TOKYO, Sept. 18 (Xinhua) -- "Japan has to truly reflect upon its invasive history, otherwise it won't be able to rebuild trust with its Asian neighbors," said Masahito Sato, founder of a civil group in Japan dedicated to studying the history of Japan's invasion of China's Hainan Island during World War II.
Japanese troops captured China's Hainan Island in 1939 and used it as a base of operations for its invasion of other parts of China and Southeast Asia. The Japanese military also committed numerous atrocities on the island including killing, raping and burning down villages.
Sato started to study the history of Japan's military invasion of its neighbors in the 1970s and gradually learned about the atrocities committed by the Japanese military on Hainan Island.
To learn more about this part of history, Sato founded a civil group and he and his fellow scholars decided to visit Hainan Island by themselves to collect testimonies from local residents.
"We have to go to the places where the atrocities happened and listen to the testimonies of the victims ourselves, because our government has erased all evidences and records here on these war crimes," said Sato.
Since 1998, Sato and the members of his civil group have visited Hainan Island for over 30 times and interviewed more than 200 people, mainly relatives of the victims of Japan's atrocities.
While being appalled by the war crimes committed by Japan, they are also concerned about the current situation as most of the Japanese young people nowadays do not have sufficient knowledge of the war history due to the government's whitewashing and erasing of history.
Hidemaru Saito, a member of Sato's group, said that for some Japanese, the war history was a history of Japan suffering nuclear bombing and air attacks and being a victim instead of being the victimizer.

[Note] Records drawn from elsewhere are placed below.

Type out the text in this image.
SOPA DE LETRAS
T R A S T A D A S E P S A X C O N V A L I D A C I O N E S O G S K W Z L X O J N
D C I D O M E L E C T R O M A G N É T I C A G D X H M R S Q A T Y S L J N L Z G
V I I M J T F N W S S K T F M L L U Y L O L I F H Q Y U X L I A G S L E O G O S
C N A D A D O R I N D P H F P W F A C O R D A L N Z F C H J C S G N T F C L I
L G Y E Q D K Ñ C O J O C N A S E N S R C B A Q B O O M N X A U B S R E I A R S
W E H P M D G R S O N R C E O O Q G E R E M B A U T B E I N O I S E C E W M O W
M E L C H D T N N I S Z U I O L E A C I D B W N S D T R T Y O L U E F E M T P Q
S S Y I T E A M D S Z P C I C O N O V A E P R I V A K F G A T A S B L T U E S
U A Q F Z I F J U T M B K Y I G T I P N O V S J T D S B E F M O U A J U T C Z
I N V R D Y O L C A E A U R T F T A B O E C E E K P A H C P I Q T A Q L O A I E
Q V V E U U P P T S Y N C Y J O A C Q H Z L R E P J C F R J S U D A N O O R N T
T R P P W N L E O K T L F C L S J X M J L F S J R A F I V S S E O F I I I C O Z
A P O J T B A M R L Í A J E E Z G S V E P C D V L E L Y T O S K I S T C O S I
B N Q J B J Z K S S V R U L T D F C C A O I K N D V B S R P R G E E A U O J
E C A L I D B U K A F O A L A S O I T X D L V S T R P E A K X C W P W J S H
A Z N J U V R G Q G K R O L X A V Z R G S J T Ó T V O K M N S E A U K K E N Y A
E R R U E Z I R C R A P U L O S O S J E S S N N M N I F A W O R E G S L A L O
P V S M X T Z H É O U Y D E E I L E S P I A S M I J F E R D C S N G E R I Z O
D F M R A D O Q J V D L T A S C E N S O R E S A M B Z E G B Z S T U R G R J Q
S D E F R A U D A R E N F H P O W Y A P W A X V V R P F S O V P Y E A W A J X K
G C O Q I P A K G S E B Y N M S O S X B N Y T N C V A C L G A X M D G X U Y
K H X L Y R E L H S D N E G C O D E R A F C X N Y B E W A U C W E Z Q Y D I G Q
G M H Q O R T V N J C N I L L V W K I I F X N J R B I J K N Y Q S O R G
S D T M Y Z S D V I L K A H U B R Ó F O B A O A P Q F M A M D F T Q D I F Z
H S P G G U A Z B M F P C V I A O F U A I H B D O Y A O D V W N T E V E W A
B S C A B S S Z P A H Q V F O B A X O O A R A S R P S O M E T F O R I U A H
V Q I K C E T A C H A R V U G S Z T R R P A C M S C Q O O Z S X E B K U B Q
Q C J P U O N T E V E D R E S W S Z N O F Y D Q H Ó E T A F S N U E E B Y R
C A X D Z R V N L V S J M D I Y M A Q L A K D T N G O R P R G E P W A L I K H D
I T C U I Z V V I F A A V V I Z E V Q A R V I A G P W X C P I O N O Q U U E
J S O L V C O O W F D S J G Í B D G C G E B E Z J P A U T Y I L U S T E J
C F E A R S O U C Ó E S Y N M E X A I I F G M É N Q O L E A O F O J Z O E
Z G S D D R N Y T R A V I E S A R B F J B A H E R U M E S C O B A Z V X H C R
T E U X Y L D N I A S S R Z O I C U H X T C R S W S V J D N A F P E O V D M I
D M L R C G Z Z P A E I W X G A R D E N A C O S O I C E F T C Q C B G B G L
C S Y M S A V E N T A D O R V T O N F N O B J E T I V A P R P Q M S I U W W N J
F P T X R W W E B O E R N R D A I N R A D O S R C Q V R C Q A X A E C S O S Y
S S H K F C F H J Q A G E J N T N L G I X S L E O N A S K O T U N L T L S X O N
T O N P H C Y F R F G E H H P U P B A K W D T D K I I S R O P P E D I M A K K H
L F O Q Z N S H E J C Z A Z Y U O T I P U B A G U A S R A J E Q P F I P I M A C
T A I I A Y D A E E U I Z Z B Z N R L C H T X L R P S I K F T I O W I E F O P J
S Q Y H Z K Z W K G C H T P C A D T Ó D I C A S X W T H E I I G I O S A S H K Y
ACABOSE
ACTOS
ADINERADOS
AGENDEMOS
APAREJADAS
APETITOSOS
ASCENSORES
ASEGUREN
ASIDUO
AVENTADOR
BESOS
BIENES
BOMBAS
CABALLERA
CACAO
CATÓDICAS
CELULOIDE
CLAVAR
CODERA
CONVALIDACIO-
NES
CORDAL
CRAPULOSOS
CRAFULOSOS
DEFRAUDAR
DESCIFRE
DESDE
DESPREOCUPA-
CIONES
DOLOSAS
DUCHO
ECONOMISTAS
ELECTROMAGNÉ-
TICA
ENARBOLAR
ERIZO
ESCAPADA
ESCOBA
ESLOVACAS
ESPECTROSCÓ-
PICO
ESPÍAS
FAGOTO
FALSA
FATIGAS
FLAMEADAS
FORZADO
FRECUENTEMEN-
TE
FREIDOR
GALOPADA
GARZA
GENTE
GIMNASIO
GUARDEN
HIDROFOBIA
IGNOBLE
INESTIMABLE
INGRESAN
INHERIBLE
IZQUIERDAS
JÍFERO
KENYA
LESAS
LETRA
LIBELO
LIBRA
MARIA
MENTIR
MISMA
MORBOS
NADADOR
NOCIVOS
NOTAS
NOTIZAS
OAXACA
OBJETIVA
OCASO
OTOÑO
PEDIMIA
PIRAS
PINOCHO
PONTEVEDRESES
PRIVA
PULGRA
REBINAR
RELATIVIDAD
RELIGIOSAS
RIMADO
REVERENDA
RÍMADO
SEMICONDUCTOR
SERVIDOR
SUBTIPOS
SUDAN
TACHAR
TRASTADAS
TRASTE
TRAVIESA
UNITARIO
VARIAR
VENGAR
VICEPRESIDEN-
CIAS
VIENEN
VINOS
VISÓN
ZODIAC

Sato said that many civil groups in Japan now are trying to tell the younger generations about the true history and "under government pressure, though the young people have very few opportunities to learn about the historical truths, such opportunities do exist."
Kim Jung-Mi, a Korean scholar and also a member of Sato's civil group, said that Japan has been concealing the historical truth about the war, and the generations that really know about the truth are aging.
"We have to make these memories imprinted in history and pass on to the next generations," she said.
"If I were a Chinese, how could I trust a Japan that denies the Nanjing Massacre and the fact that Japan invaded other countries? ...The first step (to build mutual trust) is to admit the history," said Sato.